Major JULIAN FREDERICK DOELBERG, R.E., was born in 1901 and received his education at Eastbourne College, proceeding in 1919 to the Royal Military Academy, Woolwich. He then entered the School of Military Engineering, where he studied constructional, mechanical, and electrical engineering. In 1924 he went to Gosport where he attended further classes at the School of Electric Lighting. In the following year he received his commission in the Royal Engineers and became officer in charge of workshops, 1st A.A. Searchlight Battalion.

During 1928 he attended the Advanced Motor Transport Course of the Military College of Science. In 1929 he was promoted to be staff captain and served for three years in the Directorate of Mechanization at the War Office. During the next three years he served his apprenticeship with Messrs. J. I. Thornycroft, Messrs. Petters, and other firms, and also continued his technical studies.
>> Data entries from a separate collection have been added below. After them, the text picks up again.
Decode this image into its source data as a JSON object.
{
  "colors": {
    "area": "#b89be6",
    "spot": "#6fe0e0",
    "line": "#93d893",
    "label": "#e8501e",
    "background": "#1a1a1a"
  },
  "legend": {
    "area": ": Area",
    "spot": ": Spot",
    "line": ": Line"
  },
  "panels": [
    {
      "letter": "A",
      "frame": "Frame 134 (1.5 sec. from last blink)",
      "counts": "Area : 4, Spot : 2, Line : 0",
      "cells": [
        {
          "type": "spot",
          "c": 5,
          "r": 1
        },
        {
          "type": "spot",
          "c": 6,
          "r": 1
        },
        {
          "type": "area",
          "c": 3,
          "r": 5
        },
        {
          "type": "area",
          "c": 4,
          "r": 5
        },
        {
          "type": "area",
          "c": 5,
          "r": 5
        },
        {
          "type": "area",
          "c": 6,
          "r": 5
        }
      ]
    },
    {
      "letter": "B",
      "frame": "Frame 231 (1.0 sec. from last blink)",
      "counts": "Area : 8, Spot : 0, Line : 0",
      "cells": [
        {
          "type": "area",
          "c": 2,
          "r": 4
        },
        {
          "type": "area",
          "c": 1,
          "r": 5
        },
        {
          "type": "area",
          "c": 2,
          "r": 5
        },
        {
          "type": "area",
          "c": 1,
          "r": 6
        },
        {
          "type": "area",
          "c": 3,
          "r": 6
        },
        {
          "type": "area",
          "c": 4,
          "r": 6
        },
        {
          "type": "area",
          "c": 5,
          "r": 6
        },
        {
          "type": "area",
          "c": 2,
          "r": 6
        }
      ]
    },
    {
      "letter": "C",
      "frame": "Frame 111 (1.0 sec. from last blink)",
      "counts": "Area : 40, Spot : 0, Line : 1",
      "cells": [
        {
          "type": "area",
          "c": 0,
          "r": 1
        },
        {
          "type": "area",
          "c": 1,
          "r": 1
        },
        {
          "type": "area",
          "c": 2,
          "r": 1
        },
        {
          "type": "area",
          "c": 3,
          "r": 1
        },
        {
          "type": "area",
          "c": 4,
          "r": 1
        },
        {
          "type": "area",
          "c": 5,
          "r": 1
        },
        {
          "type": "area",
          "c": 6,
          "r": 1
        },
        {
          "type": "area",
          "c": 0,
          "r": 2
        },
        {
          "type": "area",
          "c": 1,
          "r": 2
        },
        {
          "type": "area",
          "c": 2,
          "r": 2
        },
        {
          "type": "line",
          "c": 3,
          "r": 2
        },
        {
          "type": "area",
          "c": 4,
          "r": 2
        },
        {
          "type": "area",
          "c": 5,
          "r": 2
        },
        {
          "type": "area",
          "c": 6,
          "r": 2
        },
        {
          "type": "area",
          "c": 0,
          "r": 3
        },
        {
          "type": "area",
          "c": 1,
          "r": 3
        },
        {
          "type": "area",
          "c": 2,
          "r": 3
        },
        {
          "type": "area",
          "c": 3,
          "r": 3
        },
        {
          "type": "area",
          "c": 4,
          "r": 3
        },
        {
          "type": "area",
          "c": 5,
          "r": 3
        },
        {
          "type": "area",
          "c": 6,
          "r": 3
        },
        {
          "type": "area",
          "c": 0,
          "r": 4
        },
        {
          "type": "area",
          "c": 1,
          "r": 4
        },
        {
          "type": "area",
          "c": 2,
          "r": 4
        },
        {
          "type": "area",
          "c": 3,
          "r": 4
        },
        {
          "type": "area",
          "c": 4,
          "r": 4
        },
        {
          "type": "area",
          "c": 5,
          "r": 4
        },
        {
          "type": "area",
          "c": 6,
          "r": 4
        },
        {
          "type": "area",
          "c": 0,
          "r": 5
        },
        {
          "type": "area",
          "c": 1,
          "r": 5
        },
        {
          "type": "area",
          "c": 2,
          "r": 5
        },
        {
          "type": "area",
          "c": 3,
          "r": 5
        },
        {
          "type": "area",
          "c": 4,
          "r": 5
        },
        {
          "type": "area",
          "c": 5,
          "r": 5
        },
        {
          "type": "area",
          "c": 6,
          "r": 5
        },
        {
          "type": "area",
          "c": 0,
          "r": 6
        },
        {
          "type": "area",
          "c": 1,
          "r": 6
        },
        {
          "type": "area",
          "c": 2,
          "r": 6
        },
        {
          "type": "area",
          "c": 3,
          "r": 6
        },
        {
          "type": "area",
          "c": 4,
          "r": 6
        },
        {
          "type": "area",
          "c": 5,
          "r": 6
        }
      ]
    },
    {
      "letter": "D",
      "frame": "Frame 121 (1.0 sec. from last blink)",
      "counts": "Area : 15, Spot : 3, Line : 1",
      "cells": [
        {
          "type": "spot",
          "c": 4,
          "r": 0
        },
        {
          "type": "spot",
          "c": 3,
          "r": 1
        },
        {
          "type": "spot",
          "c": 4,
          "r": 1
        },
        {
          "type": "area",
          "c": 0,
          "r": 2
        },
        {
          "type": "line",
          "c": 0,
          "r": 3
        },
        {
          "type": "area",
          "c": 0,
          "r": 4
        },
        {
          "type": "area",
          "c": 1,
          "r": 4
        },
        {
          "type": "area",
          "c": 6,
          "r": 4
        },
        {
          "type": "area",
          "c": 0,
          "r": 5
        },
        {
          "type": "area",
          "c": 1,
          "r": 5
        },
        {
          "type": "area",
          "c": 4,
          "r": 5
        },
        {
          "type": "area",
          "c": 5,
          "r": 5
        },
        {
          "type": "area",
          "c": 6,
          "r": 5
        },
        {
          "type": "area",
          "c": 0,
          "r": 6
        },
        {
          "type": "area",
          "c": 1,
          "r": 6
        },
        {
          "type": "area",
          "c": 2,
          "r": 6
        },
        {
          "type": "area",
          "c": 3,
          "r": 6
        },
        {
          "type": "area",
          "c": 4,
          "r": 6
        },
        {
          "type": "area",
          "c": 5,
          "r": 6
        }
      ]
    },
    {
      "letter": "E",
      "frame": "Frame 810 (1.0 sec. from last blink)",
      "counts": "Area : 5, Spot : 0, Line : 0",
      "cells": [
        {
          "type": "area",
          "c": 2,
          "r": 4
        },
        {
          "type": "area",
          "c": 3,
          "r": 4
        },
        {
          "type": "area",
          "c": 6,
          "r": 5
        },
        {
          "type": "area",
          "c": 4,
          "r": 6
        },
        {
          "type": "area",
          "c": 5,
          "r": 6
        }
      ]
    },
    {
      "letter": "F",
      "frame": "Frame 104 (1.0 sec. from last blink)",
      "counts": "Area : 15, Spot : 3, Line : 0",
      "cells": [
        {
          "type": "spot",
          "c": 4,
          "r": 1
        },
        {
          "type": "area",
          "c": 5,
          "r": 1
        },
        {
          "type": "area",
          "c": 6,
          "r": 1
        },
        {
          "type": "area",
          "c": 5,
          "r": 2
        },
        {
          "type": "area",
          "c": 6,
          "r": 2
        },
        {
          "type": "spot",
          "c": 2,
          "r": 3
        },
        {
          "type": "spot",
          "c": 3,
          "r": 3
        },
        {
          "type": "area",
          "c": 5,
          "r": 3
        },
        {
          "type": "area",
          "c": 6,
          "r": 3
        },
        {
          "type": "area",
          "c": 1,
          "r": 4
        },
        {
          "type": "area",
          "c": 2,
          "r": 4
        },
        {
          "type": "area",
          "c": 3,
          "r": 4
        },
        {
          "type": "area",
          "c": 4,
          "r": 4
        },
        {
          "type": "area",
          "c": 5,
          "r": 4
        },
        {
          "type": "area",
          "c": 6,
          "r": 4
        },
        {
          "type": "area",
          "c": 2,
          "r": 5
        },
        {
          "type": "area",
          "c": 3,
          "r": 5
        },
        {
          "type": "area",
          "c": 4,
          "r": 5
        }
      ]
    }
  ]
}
He was posted abroad in 1935, on his appointment as garrison engineer for the Western Defences of Malaya, a position which involved the supervision of various contracts for new works. On his return to this country in 1937 he served a further term as staff captain in the Quartermaster-General's department, where he was responsible for the preparation of specifications and the detail design of plant layouts for military works. He was subsequently promoted to the rank of major.

Major Doelberg, who died from wounds received on active service during the present war, was elected an Associate Member of the Institution in 1939.